So, some new year’s resolutions have come and gone, and my last two meetings got punctuated with honest thoughts and considerations about “others”. And when I say “others”, I mean “some people one could easily (and somewhat happily) live and work without”. Sounds negative? I first thought so, and remembered the adults in my childhood sometimes giving up and saying: “can’t you all just get along and stop arguing already?” I grew up around a mix of people, coming from very diverse backgrounds and we were all pretty sure about how right we thought we were when defending made-up theories. In these situations, getting along was not a priority, not even a concept.
Now grown up, I get it: getting along is indeed conceivable, and the ones with good intentions usually manage to create harmony in their life and work environments. It does work fine, as long as all individuals involved intend to remain tolerant, listening, constructive and … forgiving, maybe? That sounds all very positive and sympathetic until one loses it and, as heard again in a recent meeting, “blows a gasket”. Then the idea of getting along is just that: an idea, often reminded by someone without any direct relationship, or understanding, of the circumstances (so would say the one losing his/her temper).
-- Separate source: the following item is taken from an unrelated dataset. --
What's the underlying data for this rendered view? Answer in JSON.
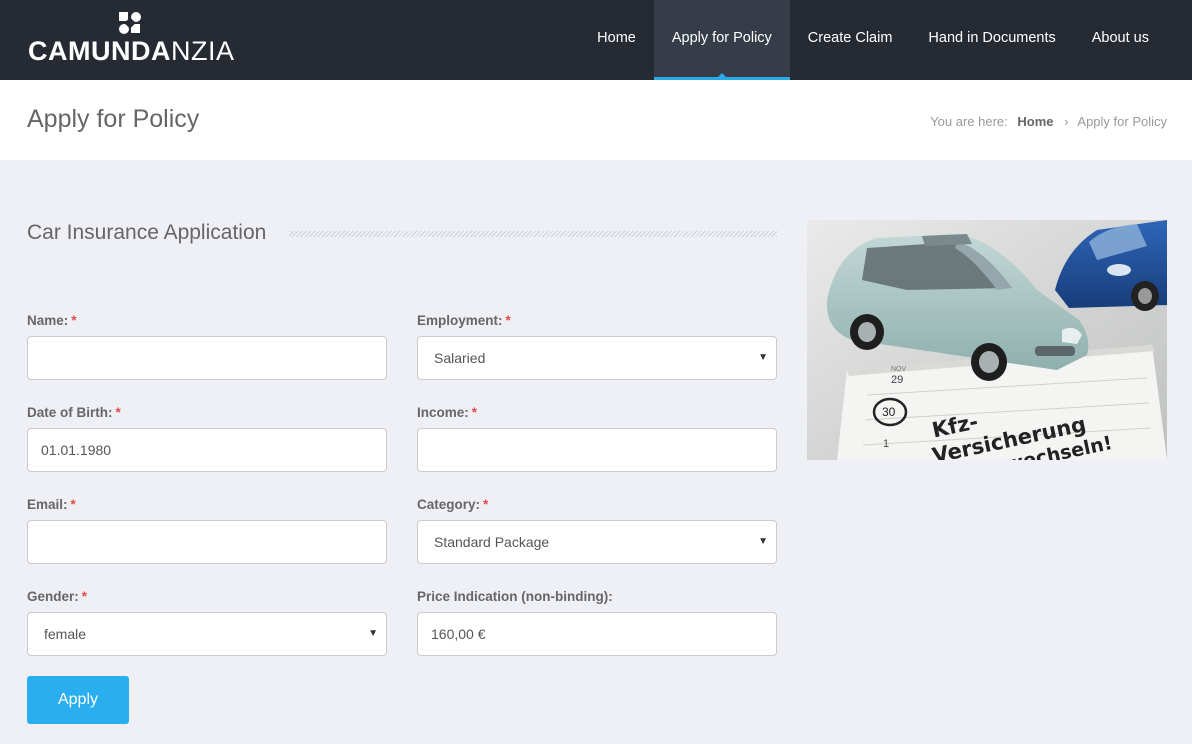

As a grown up, I certainly do not want to burn bridges: what for, really? To spend my own energy on something which, or someone who, has a limited impact on my personal and professional growth, if at all: no, thank you. The two episodes mentioned in my meetings were clear, and coming from other international consultants who have been in business for over 30 years each: they simply chose to stop responding to the ones wanting to always be right, sometimes for the sake of being right, somehow proving that everybody else was wrong. Maybe it is with age that they have reached peace with themselves, accepting and deciding that they just could not get along with everybody around, and it is all fine.
Specialists and other researchers will likely have deeper theories on the topic. All I can see is that these consultants are moving on nicely with their projects, intentionally focusing on what really matters, and deflecting any emotional distraction from their objectives. They are not avoiding them, they are only following their own path, keeping in mind their clients and their professional and life purpose. No acting, just keeping a balance at aligning to and aiming for what makes sense and what the big picture looks like… And getting along with the egoless ones. That is inspiring, and could almost convince me to write down some resolutions. Who is in?